VTOrc is the automated fault detection and repair tool of Vitess.
It follows the following high level steps for finding problems and fixing them -
It queries the vttablets every instance-poll-time to gather information about the underlying MySQL instances.
It also contacts the topology-server every topo-information-refresh-duration to know the desired state of the topology.
Based on the information collected, VTOrc finds if there are any configuration issue on any of the MySQL instances and takes appropriate actions.
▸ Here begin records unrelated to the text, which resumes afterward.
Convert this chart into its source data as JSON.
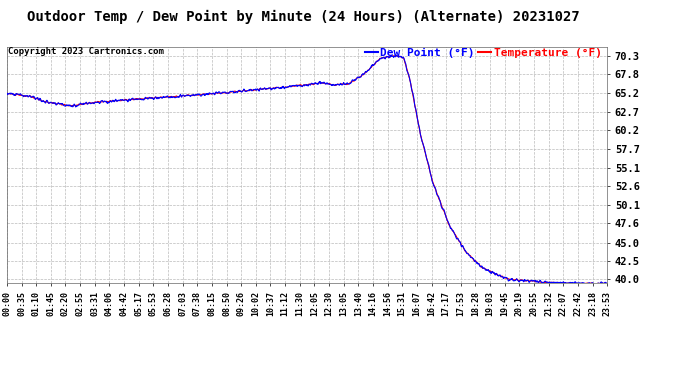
{
  "title": "Outdoor Temp / Dew Point by Minute (24 Hours) (Alternate) 20231027",
  "copyright": "Copyright 2023 Cartronics.com",
  "legend_dew": "Dew Point (°F)",
  "legend_temp": "Temperature (°F)",
  "dew_color": "#0000ff",
  "temp_color": "#ff0000",
  "bg_color": "#ffffff",
  "plot_bg_color": "#ffffff",
  "grid_color": "#bbbbbb",
  "ylim": [
    39.5,
    71.5
  ],
  "yticks": [
    40.0,
    42.5,
    45.0,
    47.6,
    50.1,
    52.6,
    55.1,
    57.7,
    60.2,
    62.7,
    65.2,
    67.8,
    70.3
  ],
  "xtick_labels": [
    "00:00",
    "00:35",
    "01:10",
    "01:45",
    "02:20",
    "02:55",
    "03:31",
    "04:06",
    "04:42",
    "05:17",
    "05:53",
    "06:28",
    "07:03",
    "07:38",
    "08:15",
    "08:50",
    "09:26",
    "10:02",
    "10:37",
    "11:12",
    "11:30",
    "12:05",
    "12:30",
    "13:05",
    "13:40",
    "14:16",
    "14:56",
    "15:31",
    "16:07",
    "16:42",
    "17:17",
    "17:53",
    "18:28",
    "19:03",
    "19:45",
    "20:19",
    "20:55",
    "21:32",
    "22:07",
    "22:42",
    "23:18",
    "23:53"
  ],
  "title_fontsize": 10,
  "copyright_fontsize": 6.5,
  "legend_fontsize": 8,
  "tick_fontsize": 6,
  "ytick_fontsize": 7.5,
  "linewidth": 0.8
}
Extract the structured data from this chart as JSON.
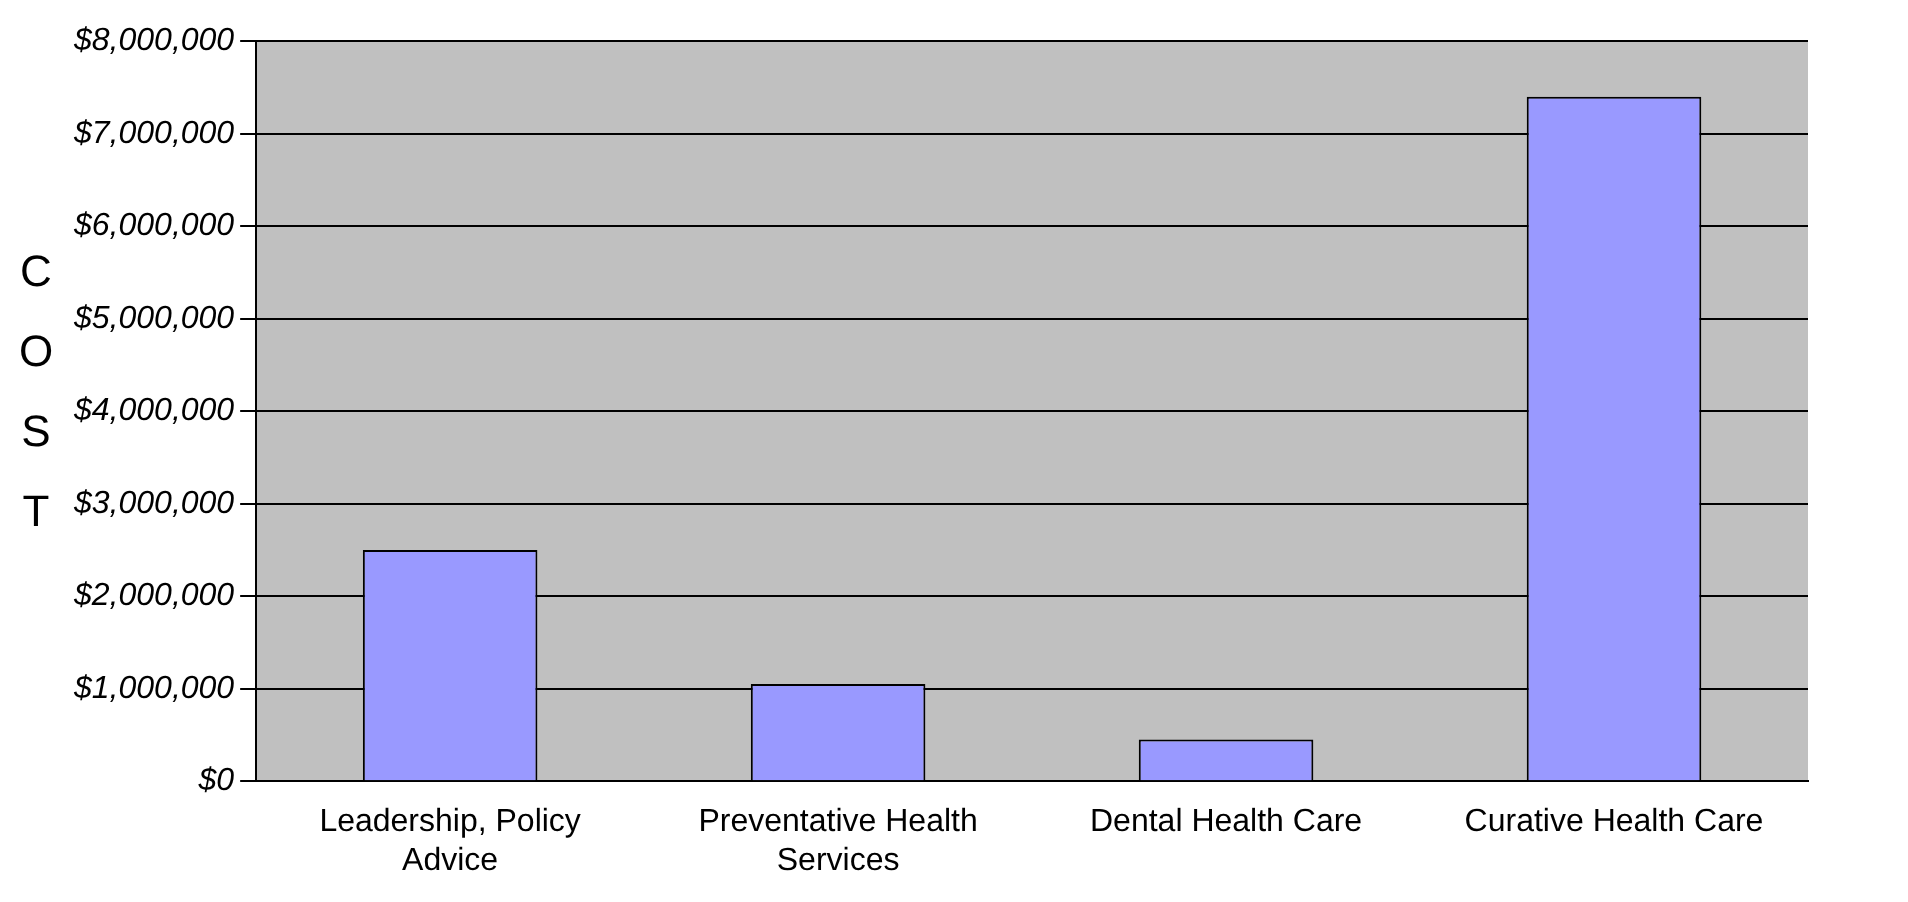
{
  "chart_data": {
    "type": "bar",
    "ylabel": "COST",
    "categories": [
      "Leadership, Policy Advice",
      "Preventative Health Services",
      "Dental Health Care",
      "Curative Health Care"
    ],
    "values": [
      2500000,
      1050000,
      450000,
      7400000
    ],
    "color": "#9999ff",
    "ylim": [
      0,
      8000000
    ],
    "yticks": [
      {
        "value": 0,
        "label": "$0"
      },
      {
        "value": 1000000,
        "label": "$1,000,000"
      },
      {
        "value": 2000000,
        "label": "$2,000,000"
      },
      {
        "value": 3000000,
        "label": "$3,000,000"
      },
      {
        "value": 4000000,
        "label": "$4,000,000"
      },
      {
        "value": 5000000,
        "label": "$5,000,000"
      },
      {
        "value": 6000000,
        "label": "$6,000,000"
      },
      {
        "value": 7000000,
        "label": "$7,000,000"
      },
      {
        "value": 8000000,
        "label": "$8,000,000"
      }
    ],
    "grid": "y"
  }
}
These are then fixed by issuing RPCs to the associated vttablets
start: Collect Information
topoServer: Topology Server
infoCollected: Information Received
problems: Problems Found
fixes: Run Fixes
start --> topoServer: Every `topo-information-refresh-duration`
start --> vttablets: Every `instance-poll-time`
topoServer --> infoCollected: Keyspace and Vttablet records
vttablets --> infoCollected: MySQL information
infoCollected --> problems: Analyze collected information
problems --> fixes: RPCs to Vttablets
Users are encouraged to run multiple instances of VTOrc monitoring the same cluster because VTOrc too, like any other service is liable to failure
for reasons out of its control. Also, users run vtctld instances which can be used to run commands which alter the desired topology (PlannedReparentShard)
and durability requirements (SetKeyspaceDurabilityPolicy).
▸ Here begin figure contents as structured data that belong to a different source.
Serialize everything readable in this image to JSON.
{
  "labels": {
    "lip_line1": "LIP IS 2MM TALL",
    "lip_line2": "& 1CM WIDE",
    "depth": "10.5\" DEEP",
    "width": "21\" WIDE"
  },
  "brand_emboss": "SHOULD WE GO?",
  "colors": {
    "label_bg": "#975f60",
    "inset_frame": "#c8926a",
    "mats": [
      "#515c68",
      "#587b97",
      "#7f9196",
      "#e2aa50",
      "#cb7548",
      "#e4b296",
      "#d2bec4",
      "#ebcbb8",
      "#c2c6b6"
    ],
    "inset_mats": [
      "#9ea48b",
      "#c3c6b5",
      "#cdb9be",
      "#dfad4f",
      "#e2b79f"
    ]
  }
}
The most logical question that arises is how do we ensure coordination between multiple VTOrc instances and vtctld.
We do so by using the existing central topology-server. Each of these services, acquire a shard lock before it proceeds to run any fixes.
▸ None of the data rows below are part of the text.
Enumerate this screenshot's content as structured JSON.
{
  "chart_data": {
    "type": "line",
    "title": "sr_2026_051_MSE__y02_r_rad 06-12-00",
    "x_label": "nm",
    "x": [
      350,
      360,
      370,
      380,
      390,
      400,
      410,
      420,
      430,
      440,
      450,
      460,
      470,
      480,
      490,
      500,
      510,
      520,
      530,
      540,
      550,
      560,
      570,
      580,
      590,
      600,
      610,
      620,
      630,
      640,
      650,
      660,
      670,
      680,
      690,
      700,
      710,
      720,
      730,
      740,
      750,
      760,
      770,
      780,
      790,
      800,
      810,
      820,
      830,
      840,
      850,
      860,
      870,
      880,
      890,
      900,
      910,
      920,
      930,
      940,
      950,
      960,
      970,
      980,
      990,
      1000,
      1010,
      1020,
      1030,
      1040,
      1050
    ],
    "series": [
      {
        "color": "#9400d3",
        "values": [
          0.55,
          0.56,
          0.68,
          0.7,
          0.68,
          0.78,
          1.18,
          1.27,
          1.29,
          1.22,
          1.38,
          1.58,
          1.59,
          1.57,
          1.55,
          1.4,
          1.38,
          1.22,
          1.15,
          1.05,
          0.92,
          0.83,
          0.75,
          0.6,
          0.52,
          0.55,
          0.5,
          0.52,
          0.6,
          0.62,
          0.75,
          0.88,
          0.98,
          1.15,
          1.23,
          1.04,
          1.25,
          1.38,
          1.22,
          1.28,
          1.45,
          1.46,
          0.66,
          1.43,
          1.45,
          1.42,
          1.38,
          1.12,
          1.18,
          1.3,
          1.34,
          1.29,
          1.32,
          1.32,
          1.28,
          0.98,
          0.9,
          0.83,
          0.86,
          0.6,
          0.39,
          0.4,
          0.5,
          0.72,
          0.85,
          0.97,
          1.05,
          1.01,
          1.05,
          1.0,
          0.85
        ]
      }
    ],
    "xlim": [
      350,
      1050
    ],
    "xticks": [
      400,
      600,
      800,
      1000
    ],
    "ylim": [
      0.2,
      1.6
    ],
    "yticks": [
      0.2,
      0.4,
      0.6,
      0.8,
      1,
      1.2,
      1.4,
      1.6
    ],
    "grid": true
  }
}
This ensures that there is only one actor at any given point of time trying to alter the cluster.
Another cause of concern could be recoveries run on stale data collected by VTOrc.
Since VTOrc instances use a polling method to load the information they use for fault detection, they can sometimes read outdated information.
To prevent VTOrc instances from running incorrect/unnecessary recoveries, all VTOrc instances refresh their local information that they require
for the fix after acquiring a shard lock.